Data types and their relationships:

Types

Example

The example below opens an in-memory backend, declares a relation, inserts two rows inside a single transaction, then reads the result.

use storage::value::Value;
use storage::{MemoryStorage, Storage, StorageError};

fn i(x: i64) -> Value {
    Value::Int(x)
}

fn main() -> Result<(), StorageError> {
    let mut storage = MemoryStorage::new();
    storage.create_relation("edge", 2)?;

    let (a, b) = {
        let mut tx = storage.transaction()?;
        let a = tx.insert("edge", vec![i(1), i(2)])?;
        let b = tx.insert("edge", vec![i(2), i(3)])?;
        let committed = tx.commit()?;
        // For KV backends pending IDs equal real IDs, so resolve is the identity.
        (committed.resolve(&a), committed.resolve(&b))
    };

    let rows = storage.scan("edge")?;
    assert_eq!(rows, vec![(a, vec![i(1), i(2)]), (b, vec![i(2), i(3)])]);
    Ok(())
}

Note that we can always swap MemoryStorage for any other adapter (for example adapters::sqlite::SqliteStorage::open(":memory:")?) without changing anything in the code.

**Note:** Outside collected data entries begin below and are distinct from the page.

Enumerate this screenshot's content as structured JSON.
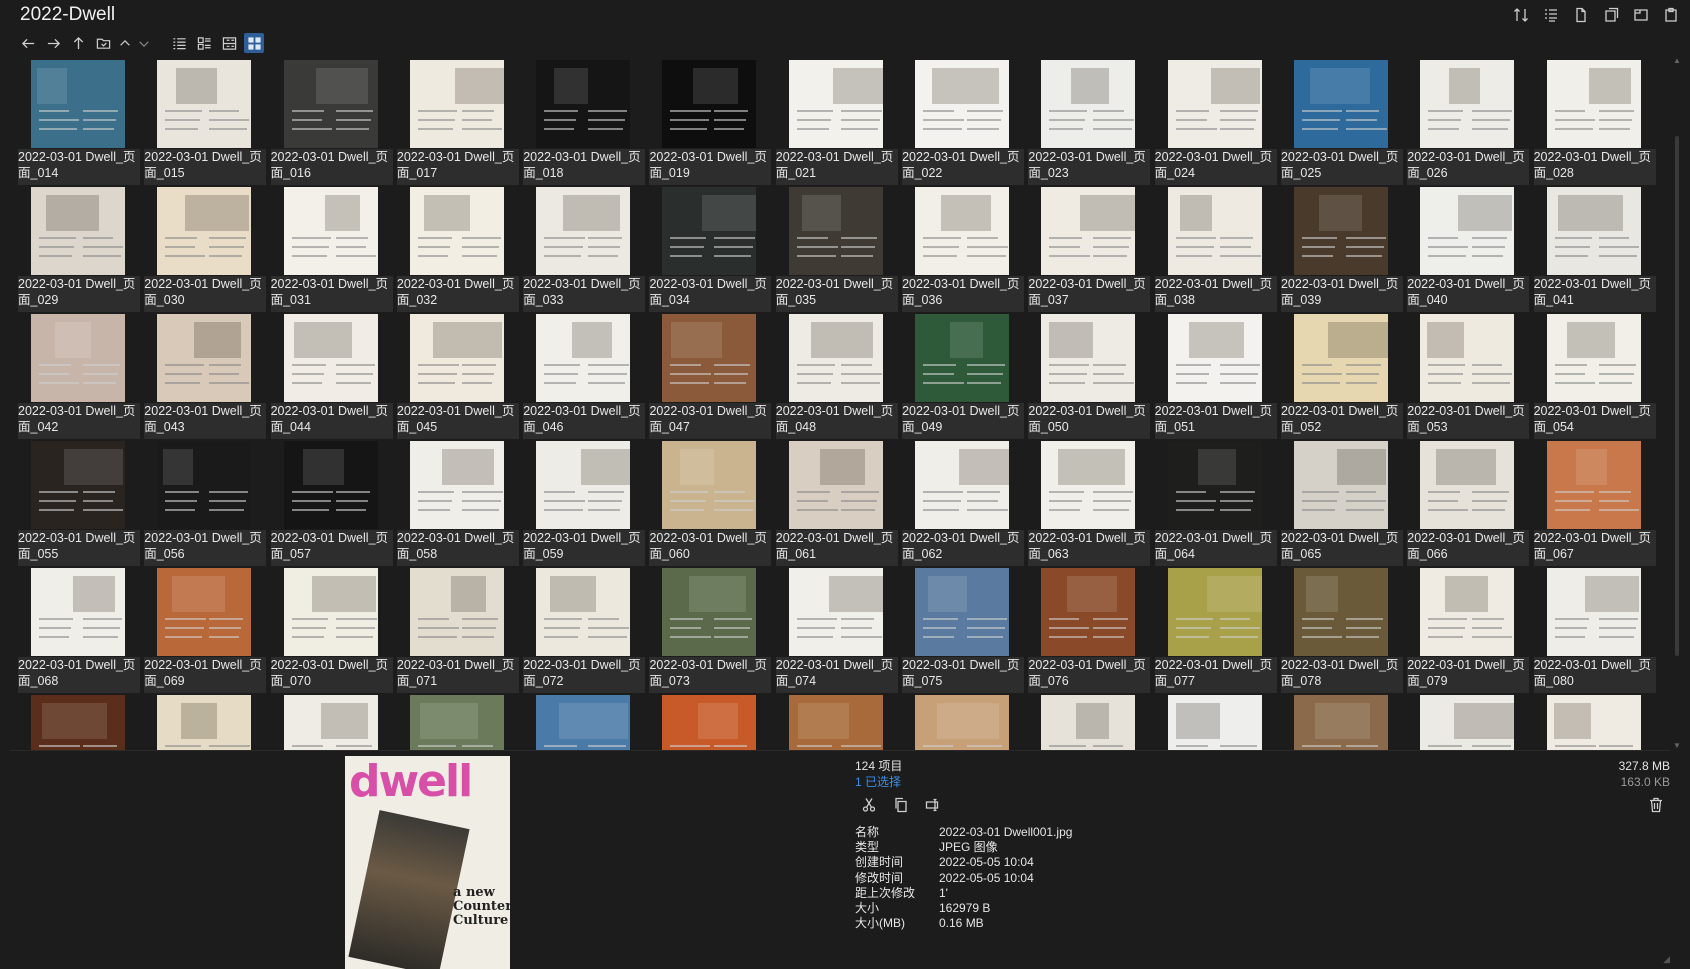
{
  "window": {
    "title": "2022-Dwell"
  },
  "top_toolbar": {
    "icons": [
      "sort-icon",
      "properties-icon",
      "file-icon",
      "new-window-icon",
      "tab-icon",
      "paste-icon"
    ]
  },
  "nav": {
    "icons": [
      "back-arrow-icon",
      "forward-arrow-icon",
      "up-arrow-icon",
      "folder-icon",
      "chevron-up-icon",
      "chevron-down-icon",
      "list-view-icon",
      "details-view-icon",
      "tiles-view-icon",
      "thumbnails-view-icon"
    ]
  },
  "files": [
    "2022-03-01 Dwell_页面_014",
    "2022-03-01 Dwell_页面_015",
    "2022-03-01 Dwell_页面_016",
    "2022-03-01 Dwell_页面_017",
    "2022-03-01 Dwell_页面_018",
    "2022-03-01 Dwell_页面_019",
    "2022-03-01 Dwell_页面_021",
    "2022-03-01 Dwell_页面_022",
    "2022-03-01 Dwell_页面_023",
    "2022-03-01 Dwell_页面_024",
    "2022-03-01 Dwell_页面_025",
    "2022-03-01 Dwell_页面_026",
    "2022-03-01 Dwell_页面_028",
    "2022-03-01 Dwell_页面_029",
    "2022-03-01 Dwell_页面_030",
    "2022-03-01 Dwell_页面_031",
    "2022-03-01 Dwell_页面_032",
    "2022-03-01 Dwell_页面_033",
    "2022-03-01 Dwell_页面_034",
    "2022-03-01 Dwell_页面_035",
    "2022-03-01 Dwell_页面_036",
    "2022-03-01 Dwell_页面_037",
    "2022-03-01 Dwell_页面_038",
    "2022-03-01 Dwell_页面_039",
    "2022-03-01 Dwell_页面_040",
    "2022-03-01 Dwell_页面_041",
    "2022-03-01 Dwell_页面_042",
    "2022-03-01 Dwell_页面_043",
    "2022-03-01 Dwell_页面_044",
    "2022-03-01 Dwell_页面_045",
    "2022-03-01 Dwell_页面_046",
    "2022-03-01 Dwell_页面_047",
    "2022-03-01 Dwell_页面_048",
    "2022-03-01 Dwell_页面_049",
    "2022-03-01 Dwell_页面_050",
    "2022-03-01 Dwell_页面_051",
    "2022-03-01 Dwell_页面_052",
    "2022-03-01 Dwell_页面_053",
    "2022-03-01 Dwell_页面_054",
    "2022-03-01 Dwell_页面_055",
    "2022-03-01 Dwell_页面_056",
    "2022-03-01 Dwell_页面_057",
    "2022-03-01 Dwell_页面_058",
    "2022-03-01 Dwell_页面_059",
    "2022-03-01 Dwell_页面_060",
    "2022-03-01 Dwell_页面_061",
    "2022-03-01 Dwell_页面_062",
    "2022-03-01 Dwell_页面_063",
    "2022-03-01 Dwell_页面_064",
    "2022-03-01 Dwell_页面_065",
    "2022-03-01 Dwell_页面_066",
    "2022-03-01 Dwell_页面_067",
    "2022-03-01 Dwell_页面_068",
    "2022-03-01 Dwell_页面_069",
    "2022-03-01 Dwell_页面_070",
    "2022-03-01 Dwell_页面_071",
    "2022-03-01 Dwell_页面_072",
    "2022-03-01 Dwell_页面_073",
    "2022-03-01 Dwell_页面_074",
    "2022-03-01 Dwell_页面_075",
    "2022-03-01 Dwell_页面_076",
    "2022-03-01 Dwell_页面_077",
    "2022-03-01 Dwell_页面_078",
    "2022-03-01 Dwell_页面_079",
    "2022-03-01 Dwell_页面_080",
    "",
    "",
    "",
    "",
    "",
    "",
    "",
    "",
    "",
    "",
    "",
    "",
    ""
  ],
  "thumb_palettes": [
    [
      "#3b6f8a",
      "#e9e5dc",
      "#3a3a38",
      "#efeae0",
      "#151515",
      "#0e0e0e",
      "#f3f1ec",
      "#f4f2ee",
      "#ededea",
      "#efece5",
      "#2e6a9c",
      "#eeece6",
      "#f1efe9"
    ],
    [
      "#dcd6cd",
      "#e9ddc8",
      "#f3f0ea",
      "#f2eee4",
      "#ece9e2",
      "#2a2f2e",
      "#3f3b34",
      "#f2efe9",
      "#efebe3",
      "#eeeae2",
      "#4a3a2c",
      "#eeeeea",
      "#e9e7e2"
    ],
    [
      "#c8b5aa",
      "#d9c9b8",
      "#f1ede6",
      "#efe9de",
      "#f1efea",
      "#8a5a3a",
      "#eeebe4",
      "#2f5a3a",
      "#eeeae4",
      "#f4f2ee",
      "#e6d7b0",
      "#efeae0",
      "#f1efe8"
    ],
    [
      "#2a2420",
      "#1a1a1a",
      "#151515",
      "#f0eee8",
      "#eeece6",
      "#c9b48f",
      "#d8cfc2",
      "#f0eee9",
      "#f1efe9",
      "#1e1f1c",
      "#d5d0c8",
      "#e6e2da",
      "#c8784a"
    ],
    [
      "#f0eee9",
      "#b9683a",
      "#f0ede3",
      "#e3ddd0",
      "#ece8de",
      "#5a6a4a",
      "#f1efea",
      "#5a7aa0",
      "#8a4a2a",
      "#a9a04a",
      "#6a5a3a",
      "#efebe2",
      "#efede8"
    ],
    [
      "#5a2e1a",
      "#e6dcc6",
      "#efece6",
      "#6a7a5a",
      "#4a7aa8",
      "#c85a2a",
      "#a86a3a",
      "#c8a078",
      "#e6e2da",
      "#eeeeec",
      "#8a6a4a",
      "#eceae4",
      "#f0ebe2"
    ]
  ],
  "status": {
    "item_count": "124 项目",
    "selected_count": "1 已选择",
    "total_size": "327.8 MB",
    "selected_size": "163.0 KB"
  },
  "actions": [
    "cut-icon",
    "copy-icon",
    "rename-icon"
  ],
  "preview": {
    "brand": "dwell",
    "cover_line1": "a new",
    "cover_line2": "Counter",
    "cover_line3": "Culture"
  },
  "properties": [
    {
      "key": "名称",
      "value": "2022-03-01 Dwell001.jpg"
    },
    {
      "key": "类型",
      "value": "JPEG 图像"
    },
    {
      "key": "创建时间",
      "value": "2022-05-05  10:04"
    },
    {
      "key": "修改时间",
      "value": "2022-05-05  10:04"
    },
    {
      "key": "距上次修改",
      "value": "1'"
    },
    {
      "key": "大小",
      "value": "162979 B"
    },
    {
      "key": "大小(MB)",
      "value": "0.16 MB"
    }
  ]
}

How a backend is used (logically):

Workflow

Run the Tests

cargo test -p storage --all-features

Notes

  • Opaque row IDs. A RowId is a backend-assigned byte sequence; callers do not interpret the bytes. KV adapters use big-endian u64; the geomerge adapter encodes a (CommitHash, counter) pair. Hand a RowId back to the same backend to reference an existing row.
  • Pending row IDs. Transaction::insert may return a pending RowId that the backend cannot stabilize until commit; this is the case for geomerge, where the final ID depends on the resulting CommitHash. Resolve such IDs through the CommittedTx returned by commit. For all KV backends the pending ID is already the real one and CommittedTx::resolve is the identity.
  • Streaming first. scan_iter is the primary scan operation; scan defaults to collecting it. In-memory and LSM backends stream natively; B-tree and SQL backends materialize a Vec internally and yield from it to avoid self-referential iterators.
  • Atomic transactions. For storage backends with write transactions support (LMDB, Redb, SQLite, and geomerge) we use their transaction API directly. Adapters without native transaction support (MemoryStorage and Fjall) implement Transaction with an internal buffer of pending operations that are applied on commit. Note that dropping a transaction without calling commit rolls back any pending operations.
  • Deletion support. Most adapters implement delete. The geomerge adapter does not: its append-only commit log returns StorageError::Unsupported("row deletion").
  • Geomerge is alpha. The upstream geomerge crate is prototype-status and its API can change without notice; treat breakage in adapters::geomerge as expected churn rather than regression.
  • Feature gates. MemoryStorage is always available. Every other adapter is feature-gated (lmdb, redb, fjall, sqlite, and geomerge) so callers only pay for what they need.